RELATÓRIO: Trata-se de ação declaratória de inexistência de débito c/c pedido de indenização por danos morais e materiais, em razão de suposta contratação ilegal de empréstimo bancário supostamente fraudulento, ajuizada por JANUARIA SOARES em face de Banco Itaú Consignados S/A, todos qualificados nos autos.

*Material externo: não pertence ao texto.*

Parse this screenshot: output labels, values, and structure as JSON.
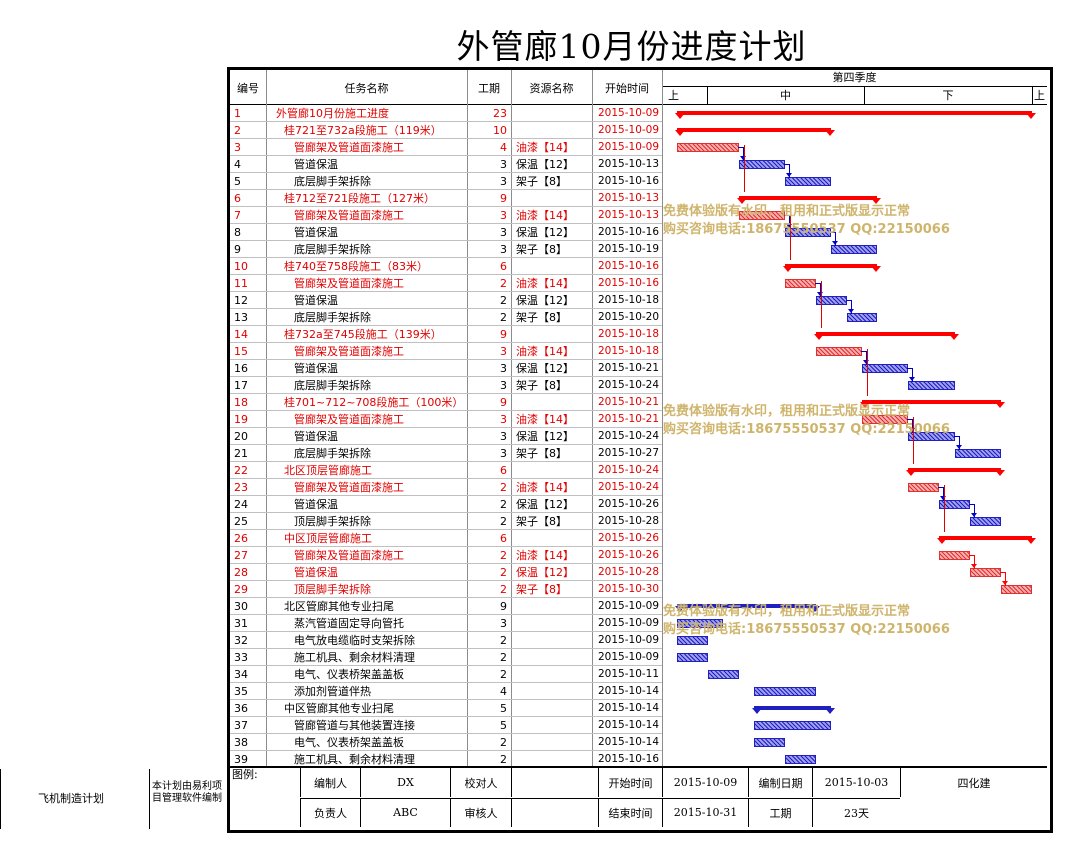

Aduz a parte promovente, em síntese, ser aposentada junto ao INSS e ter sido surpreendida ao constatar que havia sido realizado um empréstimo consignado em seu benefício referente ao contrato de nº 540101942, com avença do pagamento em 60 (sessenta) parcelas mensais e fixas, no importe de R$ 202,30 (duzentos e dois reais e trinta centavos ), sendo a primeira a ser descontada em 07 de março de 2014 .

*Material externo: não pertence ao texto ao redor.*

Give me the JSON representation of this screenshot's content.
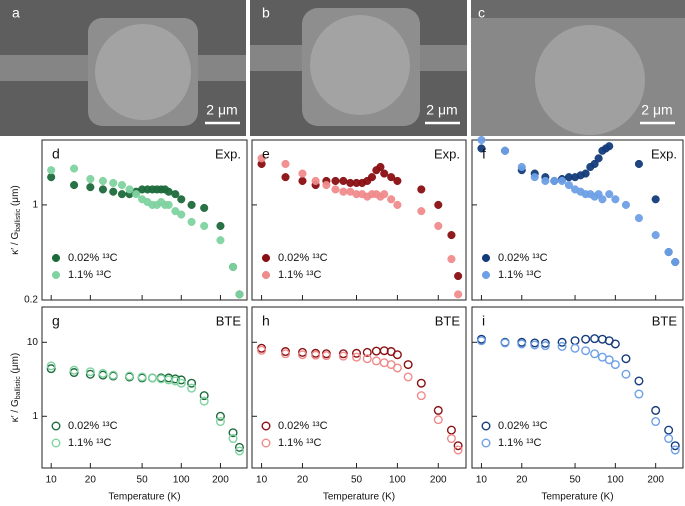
{
  "images": [
    {
      "label": "a",
      "scale": "2 μm"
    },
    {
      "label": "b",
      "scale": "2 μm"
    },
    {
      "label": "c",
      "scale": "2 μm"
    }
  ],
  "chart_data": [
    {
      "type": "scatter",
      "panel": "d",
      "annotation": "Exp.",
      "marker": "filled",
      "ylabel": [
        "κ′ / G",
        "ballistic",
        " (μm)"
      ],
      "xscale": "log",
      "yscale": "log",
      "xlim": [
        8.5,
        320
      ],
      "ylim": [
        0.2,
        3
      ],
      "xticks": [
        10,
        20,
        50,
        100,
        200
      ],
      "xticklabels": false,
      "yticks": [
        0.2,
        1
      ],
      "yticklabels": true,
      "legend": "lower left",
      "series": [
        {
          "name": "0.02% ¹³C",
          "color": "#1d6a3b",
          "x": [
            10,
            15,
            20,
            25,
            30,
            35,
            40,
            45,
            50,
            55,
            60,
            65,
            70,
            75,
            80,
            90,
            100,
            120,
            150,
            200,
            250,
            280
          ],
          "values": [
            1.6,
            1.4,
            1.35,
            1.3,
            1.25,
            1.2,
            1.2,
            1.25,
            1.3,
            1.3,
            1.3,
            1.3,
            1.3,
            1.3,
            1.25,
            1.2,
            1.1,
            1.0,
            0.95,
            0.7,
            0.35,
            0.22
          ]
        },
        {
          "name": "1.1% ¹³C",
          "color": "#7fd3a0",
          "x": [
            10,
            15,
            20,
            25,
            30,
            35,
            40,
            45,
            50,
            55,
            60,
            65,
            70,
            75,
            80,
            90,
            100,
            120,
            150,
            200,
            250,
            280
          ],
          "values": [
            1.8,
            1.85,
            1.55,
            1.5,
            1.45,
            1.4,
            1.3,
            1.2,
            1.1,
            1.05,
            1.0,
            1.0,
            1.05,
            1.0,
            1.0,
            0.9,
            0.85,
            0.75,
            0.7,
            0.55,
            0.35,
            0.22
          ]
        }
      ]
    },
    {
      "type": "scatter",
      "panel": "e",
      "annotation": "Exp.",
      "marker": "filled",
      "xscale": "log",
      "yscale": "log",
      "xlim": [
        8.5,
        320
      ],
      "ylim": [
        0.2,
        3
      ],
      "xticks": [
        10,
        20,
        50,
        100,
        200
      ],
      "xticklabels": false,
      "yticks": [
        0.2,
        1
      ],
      "yticklabels": false,
      "legend": "lower left",
      "series": [
        {
          "name": "0.02% ¹³C",
          "color": "#8a0f12",
          "x": [
            10,
            15,
            20,
            25,
            30,
            35,
            40,
            45,
            50,
            55,
            60,
            65,
            70,
            75,
            80,
            90,
            100,
            150,
            200,
            250,
            280
          ],
          "values": [
            2.0,
            1.6,
            1.5,
            1.4,
            1.5,
            1.5,
            1.5,
            1.45,
            1.45,
            1.45,
            1.5,
            1.6,
            1.8,
            1.9,
            1.7,
            1.6,
            1.5,
            1.3,
            1.0,
            0.6,
            0.3
          ]
        },
        {
          "name": "1.1% ¹³C",
          "color": "#f08b8b",
          "x": [
            10,
            15,
            20,
            25,
            30,
            35,
            40,
            45,
            50,
            55,
            60,
            65,
            70,
            75,
            80,
            90,
            100,
            150,
            200,
            250,
            280
          ],
          "values": [
            2.2,
            2.0,
            1.7,
            1.5,
            1.4,
            1.3,
            1.25,
            1.25,
            1.2,
            1.2,
            1.15,
            1.2,
            1.2,
            1.15,
            1.2,
            1.1,
            1.0,
            0.9,
            0.7,
            0.4,
            0.22
          ]
        }
      ]
    },
    {
      "type": "scatter",
      "panel": "f",
      "annotation": "Exp.",
      "marker": "filled",
      "xscale": "log",
      "yscale": "log",
      "xlim": [
        8.5,
        320
      ],
      "ylim": [
        0.2,
        3
      ],
      "xticks": [
        10,
        20,
        50,
        100,
        200
      ],
      "xticklabels": false,
      "yticks": [
        0.2,
        1
      ],
      "yticklabels": false,
      "legend": "lower left",
      "series": [
        {
          "name": "0.02% ¹³C",
          "color": "#143c7a",
          "x": [
            10,
            15,
            20,
            25,
            30,
            35,
            40,
            45,
            50,
            55,
            60,
            65,
            70,
            75,
            80,
            85,
            90,
            150,
            200,
            250,
            280
          ],
          "values": [
            2.6,
            2.5,
            1.8,
            1.7,
            1.6,
            1.5,
            1.55,
            1.6,
            1.6,
            1.65,
            1.7,
            1.9,
            2.0,
            2.2,
            2.5,
            2.6,
            2.7,
            2.0,
            1.1,
            0.45,
            0.38
          ]
        },
        {
          "name": "1.1% ¹³C",
          "color": "#6ea0e6",
          "x": [
            10,
            15,
            20,
            25,
            30,
            35,
            40,
            45,
            50,
            55,
            60,
            65,
            70,
            75,
            80,
            90,
            100,
            120,
            150,
            200,
            250,
            280
          ],
          "values": [
            3.0,
            2.5,
            1.9,
            1.6,
            1.5,
            1.5,
            1.5,
            1.4,
            1.3,
            1.25,
            1.2,
            1.2,
            1.15,
            1.2,
            1.1,
            1.2,
            1.1,
            1.0,
            0.8,
            0.6,
            0.45,
            0.38
          ]
        }
      ]
    },
    {
      "type": "scatter",
      "panel": "g",
      "annotation": "BTE",
      "marker": "open",
      "ylabel": [
        "κ′ / G",
        "ballistic",
        " (μm)"
      ],
      "xlabel": "Temperature (K)",
      "xscale": "log",
      "yscale": "log",
      "xlim": [
        8.5,
        320
      ],
      "ylim": [
        0.2,
        30
      ],
      "xticks": [
        10,
        20,
        50,
        100,
        200
      ],
      "xticklabels": true,
      "yticks": [
        1,
        10
      ],
      "yticklabels": true,
      "legend": "lower left",
      "series": [
        {
          "name": "0.02% ¹³C",
          "color": "#1d6a3b",
          "x": [
            10,
            15,
            20,
            25,
            30,
            40,
            50,
            60,
            70,
            80,
            90,
            100,
            120,
            150,
            200,
            250,
            280
          ],
          "values": [
            4.4,
            3.9,
            3.7,
            3.6,
            3.5,
            3.4,
            3.3,
            3.3,
            3.3,
            3.3,
            3.2,
            3.1,
            2.8,
            1.9,
            1.0,
            0.6,
            0.38
          ]
        },
        {
          "name": "1.1% ¹³C",
          "color": "#7fd3a0",
          "x": [
            10,
            15,
            20,
            25,
            30,
            40,
            50,
            60,
            70,
            80,
            90,
            100,
            120,
            150,
            200,
            250,
            280
          ],
          "values": [
            4.8,
            4.2,
            4.0,
            3.8,
            3.6,
            3.5,
            3.4,
            3.3,
            3.2,
            3.1,
            3.0,
            2.8,
            2.4,
            1.6,
            0.85,
            0.5,
            0.34
          ]
        }
      ]
    },
    {
      "type": "scatter",
      "panel": "h",
      "annotation": "BTE",
      "marker": "open",
      "xlabel": "Temperature (K)",
      "xscale": "log",
      "yscale": "log",
      "xlim": [
        8.5,
        320
      ],
      "ylim": [
        0.2,
        30
      ],
      "xticks": [
        10,
        20,
        50,
        100,
        200
      ],
      "xticklabels": true,
      "yticks": [
        1,
        10
      ],
      "yticklabels": false,
      "legend": "lower left",
      "series": [
        {
          "name": "0.02% ¹³C",
          "color": "#8a0f12",
          "x": [
            10,
            15,
            20,
            25,
            30,
            40,
            50,
            60,
            70,
            80,
            90,
            100,
            120,
            150,
            200,
            250,
            280
          ],
          "values": [
            8.3,
            7.5,
            7.3,
            7.1,
            7.0,
            7.0,
            7.1,
            7.3,
            7.6,
            7.7,
            7.5,
            6.8,
            5.0,
            2.8,
            1.2,
            0.65,
            0.4
          ]
        },
        {
          "name": "1.1% ¹³C",
          "color": "#f08b8b",
          "x": [
            10,
            15,
            20,
            25,
            30,
            40,
            50,
            60,
            70,
            80,
            90,
            100,
            120,
            150,
            200,
            250,
            280
          ],
          "values": [
            7.8,
            7.0,
            6.8,
            6.7,
            6.6,
            6.5,
            6.3,
            6.0,
            5.6,
            5.3,
            5.0,
            4.5,
            3.4,
            1.9,
            0.9,
            0.5,
            0.35
          ]
        }
      ]
    },
    {
      "type": "scatter",
      "panel": "i",
      "annotation": "BTE",
      "marker": "open",
      "xlabel": "Temperature (K)",
      "xscale": "log",
      "yscale": "log",
      "xlim": [
        8.5,
        320
      ],
      "ylim": [
        0.2,
        30
      ],
      "xticks": [
        10,
        20,
        50,
        100,
        200
      ],
      "xticklabels": true,
      "yticks": [
        1,
        10
      ],
      "yticklabels": false,
      "legend": "lower left",
      "series": [
        {
          "name": "0.02% ¹³C",
          "color": "#143c7a",
          "x": [
            10,
            15,
            20,
            25,
            30,
            40,
            50,
            60,
            70,
            80,
            90,
            100,
            120,
            150,
            200,
            250,
            280
          ],
          "values": [
            11,
            10,
            10,
            9.8,
            9.7,
            10,
            10.5,
            11,
            11.2,
            11,
            10.5,
            9.5,
            6.0,
            3.0,
            1.2,
            0.65,
            0.4
          ]
        },
        {
          "name": "1.1% ¹³C",
          "color": "#6ea0e6",
          "x": [
            10,
            15,
            20,
            25,
            30,
            40,
            50,
            60,
            70,
            80,
            90,
            100,
            120,
            150,
            200,
            250,
            280
          ],
          "values": [
            10.5,
            9.8,
            9.5,
            9.2,
            9.0,
            8.8,
            8.3,
            7.7,
            7.0,
            6.3,
            5.8,
            5.0,
            3.7,
            2.0,
            0.85,
            0.5,
            0.35
          ]
        }
      ]
    }
  ]
}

Sustenta, que não contraiu o empréstimo em questão, bem como não autorizou nenhuma pessoa a fazê-lo em seu nome.
Pleiteou, no mérito, a procedência dos pedidos para declarar a inexistência do negócio jurídico, a repetição em dobro do indébito, a condenação do requerido ao pagamento de indenização por danos morais, bem como aos ônus sucumbenciais.
Juntou os documentos constante dos autos.
Devidamente citado, o promovido contestou o feito. Aduziu preliminares, e quanto ao mérito, alegou, em síntese, que a parte autora firmou contrato de empréstimo consignado com a requerida, para a liberação de quantia, a ser paga em parcelas mensais e fixais mediante desconto em folha de pagamento, requerendo, ao final, o julgamento improcedente do pedido.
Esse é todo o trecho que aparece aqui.